Use of Unstructured Event-based Reports for Global Infectious Disease Surveillance

Mikaela Keller; Michael Blench; Herman Tolentino; Clark C. Freifeld; Kenneth D. Mandl; Abla Mawudeku; Gunther Eysenbach; John S. Brownstein


Emerging Infectious Diseases. 2009;15(5) 

In This Article

The GPHIN Project


GPHIN took early advantage of advancements in communication technologies to provide coordinated, near real-time, multisource, and multilingual information for monitoring emerging public health events.[20,21] In 1997, a prototype GPHIN system was developed in a partnership between the government of Canada and WHO. The objective was to determine the feasibility and effectiveness of using news media sources to continuously gather information about possible disease outbreaks worldwide and to rapidly alert international bodies of such events. The sources included websites, news wires, and local and national newspapers retrieved through news aggregators in English and French. After the outbreak of severe acute respiratory syndrome (SARS), a new, robust, multilingual GPHIN system was developed and was launched November 17, 2004, at the United Nations.

Data Acquisition

Automated Process The GPHIN software application retrieves relevant articles every 15 minutes (24 hours/day, 7 days/week) from news-feed aggregators (Al Bawaba [] and Factiva []) according to established search queries that are updated regularly. The matching articles are automatically categorized into >1 GPHIN taxonomy categories, which cover the following topics: animal, human, or plant diseases; biologics; natural disasters; chemical incidents; radiologic incidents; and unsafe products.

Articles with a high relevancy score are automatically published on the GPHIN database. The GPHIN database is also augmented with articles obtained manually from open-access web sites. Each day, GPHIN handles ≈4,000 articles. This number drastically increases when events with serious public health implications, such as the finding of melamine in various foods worldwide, are reported.

Human Analysis Process Although the GPHIN computerized processes are essential for the management of information about health threats worldwide, the linguistic, interpretive, and analytical expertise of the GPHIN analysts makes the system successful. Articles with relevancy below the "publish" threshold are presented to a GPHIN analyst, who reviews the article and decides whether to publish it, issue an alert, or dismiss it. Additionally, the GPHIN analyst team conducts more in-depth tasks, including linking events in different regions, identifying trends, and assessing the health risks to populations around the world.

Data Dissemination

Machine Translation English articles are machine-translated into Arabic, Chinese (simplified and traditional), Farsi, French, Russian, Portuguese, and Spanish. Non-English articles are machine-translated into English. GPHIN has adopted a best-of-breed approach in selecting engines for machine translation. The lexicons associated with the engines are constantly being improved to enhance the quality of the output. As such, the machine-translated outputs are edited by the appropriate GPHIN analysts. The goal is not to obtain a perfect translation but to ensure comprehensibility of the essence of the article.

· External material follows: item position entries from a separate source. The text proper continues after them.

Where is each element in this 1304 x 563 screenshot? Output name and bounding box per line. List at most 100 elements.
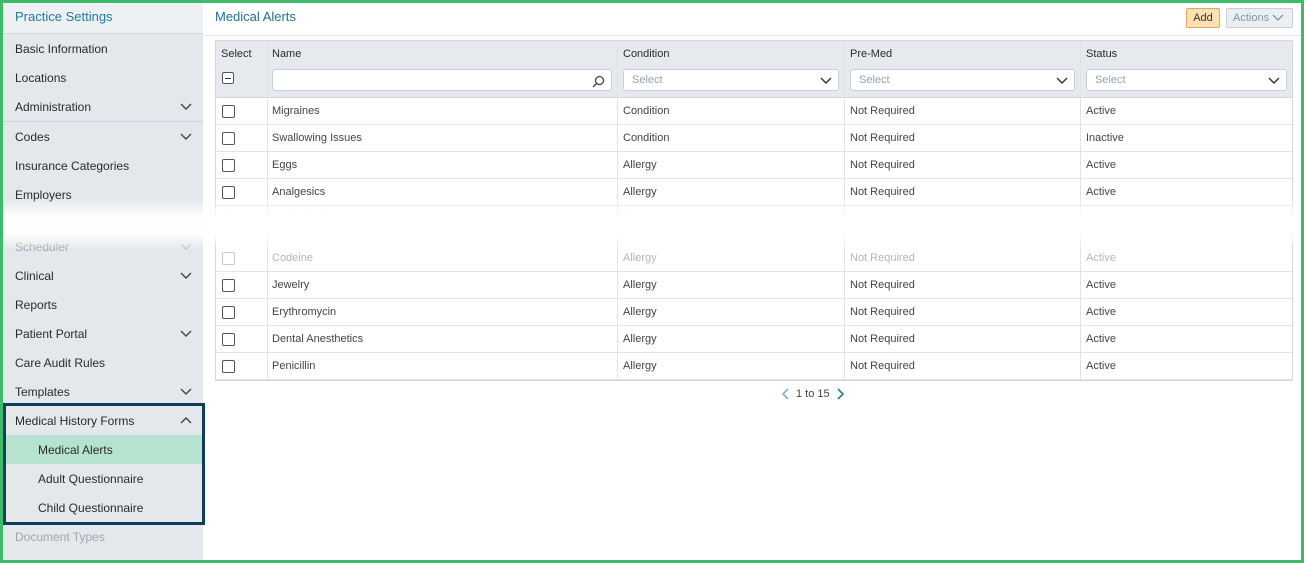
chevron-down-icon	[180, 133, 192, 140]
chevron-down-icon	[180, 388, 192, 395]
sidebar-item-label: Basic Information	[15, 41, 108, 56]
cell-status: Inactive	[1086, 132, 1124, 144]
row-select-checkbox[interactable]	[222, 360, 235, 373]
main-header: Medical Alerts Add Actions	[203, 3, 1301, 36]
sidebar-item-label: Clinical	[15, 268, 54, 283]
sidebar-item-care-audit-rules[interactable]: Care Audit Rules	[3, 348, 203, 377]
page-range: 1 to 15	[796, 388, 830, 400]
cell-status: Active	[1086, 186, 1116, 198]
column-header-premed[interactable]: Pre-Med	[850, 48, 892, 60]
sidebar-item-clinical[interactable]: Clinical	[3, 261, 203, 290]
cell-status: Active	[1086, 159, 1116, 171]
row-select-checkbox[interactable]	[222, 306, 235, 319]
sidebar-item-administration[interactable]: Administration	[3, 92, 203, 121]
cell-status: Active	[1086, 360, 1116, 372]
table-row[interactable]: Dental Anesthetics Allergy Not Required Act…	[216, 326, 1292, 353]
row-select-checkbox[interactable]	[222, 186, 235, 199]
search-icon	[592, 75, 605, 88]
row-select-checkbox[interactable]	[222, 132, 235, 145]
chevron-down-icon	[180, 330, 192, 337]
row-select-checkbox[interactable]	[222, 105, 235, 118]
column-header-name[interactable]: Name	[272, 48, 301, 60]
cell-name: Erythromycin	[272, 306, 337, 318]
add-button[interactable]: Add	[1186, 8, 1220, 28]
table-row[interactable]: Swallowing Issues Condition Not Required In…	[216, 125, 1292, 152]
sidebar-item-document-types[interactable]: Document Types	[3, 522, 203, 551]
sidebar-item-label: Document Types	[15, 529, 105, 544]
actions-label: Actions	[1233, 12, 1270, 24]
chevron-right-icon[interactable]	[836, 388, 844, 400]
sidebar-item-label: Patient Portal	[15, 326, 88, 341]
condition-filter-value: Select	[632, 74, 663, 86]
cell-premed: Not Required	[850, 333, 915, 345]
table-row[interactable]: Eggs Allergy Not Required Active	[216, 152, 1292, 179]
sidebar-item-reports[interactable]: Reports	[3, 290, 203, 319]
medical-history-group-highlight	[3, 403, 205, 525]
cell-condition: Allergy	[623, 333, 657, 345]
chevron-down-icon	[820, 77, 832, 84]
sidebar-title: Practice Settings	[15, 9, 113, 24]
table-row[interactable]: Erythromycin Allergy Not Required Active	[216, 299, 1292, 326]
cell-condition: Allergy	[623, 360, 657, 372]
chevron-down-icon	[1268, 77, 1280, 84]
sidebar-item-patient-portal[interactable]: Patient Portal	[3, 319, 203, 348]
name-filter-input[interactable]	[272, 69, 612, 91]
sidebar-item-locations[interactable]: Locations	[3, 63, 203, 92]
sidebar-item-insurance-categories[interactable]: Insurance Categories	[3, 151, 203, 180]
pagination: 1 to 15	[782, 386, 862, 402]
cell-name: Dental Anesthetics	[272, 333, 364, 345]
cell-condition: Allergy	[623, 252, 657, 264]
cell-premed: Not Required	[850, 186, 915, 198]
cell-premed: Not Required	[850, 159, 915, 171]
table-row[interactable]: Codeine Allergy Not Required Active	[216, 245, 1292, 272]
row-select-checkbox[interactable]	[222, 159, 235, 172]
table-row[interactable]: Jewelry Allergy Not Required Active	[216, 272, 1292, 299]
chevron-down-icon	[1056, 77, 1068, 84]
sidebar-item-label: Administration	[15, 99, 92, 114]
actions-button[interactable]: Actions	[1226, 8, 1293, 28]
cell-premed: Not Required	[850, 132, 915, 144]
cell-condition: Condition	[623, 132, 670, 144]
select-all-checkbox[interactable]	[222, 72, 234, 84]
cell-premed: Not Required	[850, 360, 915, 372]
cell-premed: Not Required	[850, 252, 915, 264]
column-header-status[interactable]: Status	[1086, 48, 1117, 60]
cell-name: Penicillin	[272, 360, 316, 372]
premed-filter-value: Select	[859, 74, 890, 86]
cell-status: Active	[1086, 333, 1116, 345]
cell-status: Active	[1086, 306, 1116, 318]
cell-premed: Not Required	[850, 105, 915, 117]
sidebar-item-label: Templates	[15, 384, 70, 399]
cell-name: Analgesics	[272, 186, 326, 198]
sidebar-item-codes[interactable]: Codes	[3, 122, 203, 151]
table-row[interactable]: Penicillin Allergy Not Required Active	[216, 353, 1292, 380]
sidebar-item-basic-information[interactable]: Basic Information	[3, 34, 203, 63]
row-select-checkbox[interactable]	[222, 333, 235, 346]
sidebar-header: Practice Settings	[3, 3, 203, 34]
cell-condition: Allergy	[623, 279, 657, 291]
cell-name: Swallowing Issues	[272, 132, 362, 144]
row-select-checkbox[interactable]	[222, 252, 235, 265]
cell-condition: Allergy	[623, 306, 657, 318]
chevron-left-icon[interactable]	[782, 388, 790, 400]
sidebar-item-label: Locations	[15, 70, 67, 85]
cell-name: Migraines	[272, 105, 320, 117]
cell-condition: Allergy	[623, 186, 657, 198]
sidebar-item-templates[interactable]: Templates	[3, 377, 203, 406]
cell-condition: Allergy	[623, 159, 657, 171]
cell-premed: Not Required	[850, 279, 915, 291]
status-filter-value: Select	[1095, 74, 1126, 86]
chevron-down-icon	[1272, 14, 1284, 21]
cell-name: Codeine	[272, 252, 313, 264]
cell-name: Eggs	[272, 159, 298, 171]
table-row[interactable]: Migraines Condition Not Required Active	[216, 98, 1292, 125]
page-title: Medical Alerts	[215, 9, 296, 24]
cell-name: Jewelry	[272, 279, 310, 291]
condition-filter-select[interactable]: Select	[623, 69, 839, 91]
chevron-down-icon	[180, 103, 192, 110]
premed-filter-select[interactable]: Select	[850, 69, 1075, 91]
column-header-condition[interactable]: Condition	[623, 48, 669, 60]
row-select-checkbox[interactable]	[222, 279, 235, 292]
status-filter-select[interactable]: Select	[1086, 69, 1287, 91]
scroll-fade-overlay	[3, 200, 1301, 248]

Information Access Users can view the latest list of published articles or query the database by using both Boolean and translingual metadata search capabilities. In addition, notifications about events that might have serious public health consequences are immediately sent by email to users in the form of an alert.

Project Results

As an initial assessment of data collected during July 1998 through August 2001, WHO retrospectively verified 578 outbreaks, of which 56% were initially picked up and disseminated by GPHIN.[9] Outbreaks were reported in 132 countries, demonstrating GPHIN's capacity to monitor events occurring worldwide, despite the limitation of predominantly English (with some French) media sources.

One of GPHIN's earliest achievements occurred in December 1998, when the system was the first to provide preliminary information to the public health community about a new strain of influenza in northern People's Republic of China.[20] During the SARS outbreak, declared by WHO in March 2003, the GPHIN prototype demonstrated its potential as an early-warning system by detecting and informing the appropriate authorities (e.g., WHO, Public Health Agency of Canada) of an unusual respiratory illness outbreak occurring in Guangdong Province, China, as early as November 27, 2002. GPHIN was further able to continuously monitor and provide information about the number of suspected and probable SARS cases reported worldwide on a near real-time basis. GPHIN's information was ≈2–3 days ahead of the official WHO report of confirmed and probable cases worldwide.

In addition to outbreak reporting, GPHIN has also provided information that enabled public health officials to track global effects of the outbreak such as worldwide prevention and control measures, concerns of the general public, and economic or political effects. GPHIN is used daily by organizations such as WHO, the US Centers for Disease Control and Prevention (CDC), and the UN Food and Agricultural Organization.